Jakarta | Jurnal Inspirasi
Kenaikan iuran peserta BPJS Kesehatan yang dibatalkan Mahkamah
Agung (MA) karena masyarakat melakukan Judicial Review (hak uji materil) harus
menjadi pelajaran berharga bagi Presiden Joko Widodo agar tidak sembarangan
membuat kebijakan. Peneliti dari Institute for Development of Economics and
Finance (Indef), Bhima Yudhistira mengatakan bahwa kenaikan iuran BPJS
Kesehatan memang tidak tepat dilakukan oleh pemerintah. Ini lantaran daya beli
masyarakat sedang sulit.
“Memang harusnya kenaikan iuran BPJS (Kesehatan) tidak dilakukan di saat
daya beli masyarakat sedang tertekan,” ucap Bhima Yudistira, Selasa
(10/3).
Dengan adanya penolakan dari MA tersebut kata Bhima, Presiden Jokowi diharapkan
untuk tidak lagi sembarangan mengeluarkan kebijakan. Apalagi kebijakan yang
mencekik rakyat sehingga mendatangkan gelombang penolakan. “Ini jadi
isyarat bahwa pemerintah kalau mau buat kebijakan hati-hati. Jangan blunder ke
ekonomi yang sedang kena corona,” tegasnya.

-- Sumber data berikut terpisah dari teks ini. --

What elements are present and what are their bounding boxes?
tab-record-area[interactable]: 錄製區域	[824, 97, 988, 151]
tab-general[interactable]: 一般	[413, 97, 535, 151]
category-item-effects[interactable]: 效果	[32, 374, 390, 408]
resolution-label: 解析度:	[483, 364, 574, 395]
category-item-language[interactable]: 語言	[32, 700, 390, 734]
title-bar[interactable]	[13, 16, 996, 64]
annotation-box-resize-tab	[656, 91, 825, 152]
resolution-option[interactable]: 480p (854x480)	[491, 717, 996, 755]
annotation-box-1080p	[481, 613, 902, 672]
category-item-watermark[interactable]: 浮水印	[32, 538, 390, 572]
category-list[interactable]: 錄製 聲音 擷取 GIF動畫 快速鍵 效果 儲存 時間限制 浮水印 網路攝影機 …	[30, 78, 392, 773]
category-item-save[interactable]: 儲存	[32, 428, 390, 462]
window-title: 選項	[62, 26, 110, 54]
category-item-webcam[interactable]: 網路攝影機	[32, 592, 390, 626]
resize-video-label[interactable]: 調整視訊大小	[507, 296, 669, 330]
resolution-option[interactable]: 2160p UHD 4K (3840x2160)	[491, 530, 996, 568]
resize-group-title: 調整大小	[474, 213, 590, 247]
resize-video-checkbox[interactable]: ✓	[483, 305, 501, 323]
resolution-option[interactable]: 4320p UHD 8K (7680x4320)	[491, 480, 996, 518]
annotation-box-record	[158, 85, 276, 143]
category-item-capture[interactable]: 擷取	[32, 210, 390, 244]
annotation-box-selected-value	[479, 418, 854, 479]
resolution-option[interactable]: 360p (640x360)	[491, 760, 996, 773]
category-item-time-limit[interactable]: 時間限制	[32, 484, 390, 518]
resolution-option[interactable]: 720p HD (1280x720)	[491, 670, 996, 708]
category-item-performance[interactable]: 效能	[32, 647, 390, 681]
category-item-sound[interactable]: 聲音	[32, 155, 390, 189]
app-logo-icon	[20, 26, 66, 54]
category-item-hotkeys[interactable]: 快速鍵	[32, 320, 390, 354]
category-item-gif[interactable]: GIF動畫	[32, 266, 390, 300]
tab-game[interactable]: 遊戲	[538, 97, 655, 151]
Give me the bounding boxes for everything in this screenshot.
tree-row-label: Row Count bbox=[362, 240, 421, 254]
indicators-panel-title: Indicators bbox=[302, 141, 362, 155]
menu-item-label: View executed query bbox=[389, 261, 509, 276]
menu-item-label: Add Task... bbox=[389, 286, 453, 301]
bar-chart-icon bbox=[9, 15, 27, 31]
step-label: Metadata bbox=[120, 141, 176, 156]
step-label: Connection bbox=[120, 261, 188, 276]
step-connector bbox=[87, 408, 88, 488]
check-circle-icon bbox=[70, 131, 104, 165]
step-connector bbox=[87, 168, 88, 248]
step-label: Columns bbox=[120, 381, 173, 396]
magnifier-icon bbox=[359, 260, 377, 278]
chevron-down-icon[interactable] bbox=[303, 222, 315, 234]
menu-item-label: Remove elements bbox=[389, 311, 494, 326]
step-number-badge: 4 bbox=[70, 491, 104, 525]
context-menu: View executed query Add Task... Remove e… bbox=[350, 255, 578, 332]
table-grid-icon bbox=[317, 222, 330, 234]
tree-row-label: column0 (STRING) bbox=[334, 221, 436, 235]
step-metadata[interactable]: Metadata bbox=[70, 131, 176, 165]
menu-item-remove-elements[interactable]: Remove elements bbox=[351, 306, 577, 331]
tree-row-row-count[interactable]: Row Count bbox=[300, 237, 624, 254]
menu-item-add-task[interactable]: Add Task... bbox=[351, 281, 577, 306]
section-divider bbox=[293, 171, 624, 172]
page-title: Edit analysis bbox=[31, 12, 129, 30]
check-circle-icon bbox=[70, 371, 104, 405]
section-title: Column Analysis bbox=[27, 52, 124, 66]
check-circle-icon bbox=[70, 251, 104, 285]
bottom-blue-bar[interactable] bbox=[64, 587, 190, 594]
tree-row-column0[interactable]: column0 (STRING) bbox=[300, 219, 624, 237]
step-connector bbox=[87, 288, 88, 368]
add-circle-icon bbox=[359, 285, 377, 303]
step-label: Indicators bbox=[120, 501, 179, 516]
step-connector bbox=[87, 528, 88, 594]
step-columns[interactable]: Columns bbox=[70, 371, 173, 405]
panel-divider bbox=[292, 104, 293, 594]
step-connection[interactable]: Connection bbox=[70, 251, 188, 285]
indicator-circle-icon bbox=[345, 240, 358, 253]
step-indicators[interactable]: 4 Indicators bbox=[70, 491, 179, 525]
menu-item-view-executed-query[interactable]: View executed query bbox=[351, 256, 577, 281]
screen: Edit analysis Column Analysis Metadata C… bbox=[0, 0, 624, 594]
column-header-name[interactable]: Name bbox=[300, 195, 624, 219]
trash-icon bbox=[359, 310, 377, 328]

Bhima menambahkan, Presiden Jokowi harus mencari jalan keluar untuk mengatasi
persoalan defisit BPJS Kesehatan tanpa membebani rakyat Indonesia. Caranya,
kata Bhima, Presiden Jokowi harus membenahi data Penerima Bantuan Iuran (PBI)
yang hingga saat ini belum sinkron.
“Di sisi yang lain perlu dicari jalan keluar terkait masalah defisit BPJS (Kesehatan) tanpa membebani peserta. Kan soal kepatuhan pembayaran masih rendah, kemudian data PBI yang belum sinkron. Itu dulu yang dioptimalkan sebelum mau naikan iuran,” pungkasnya.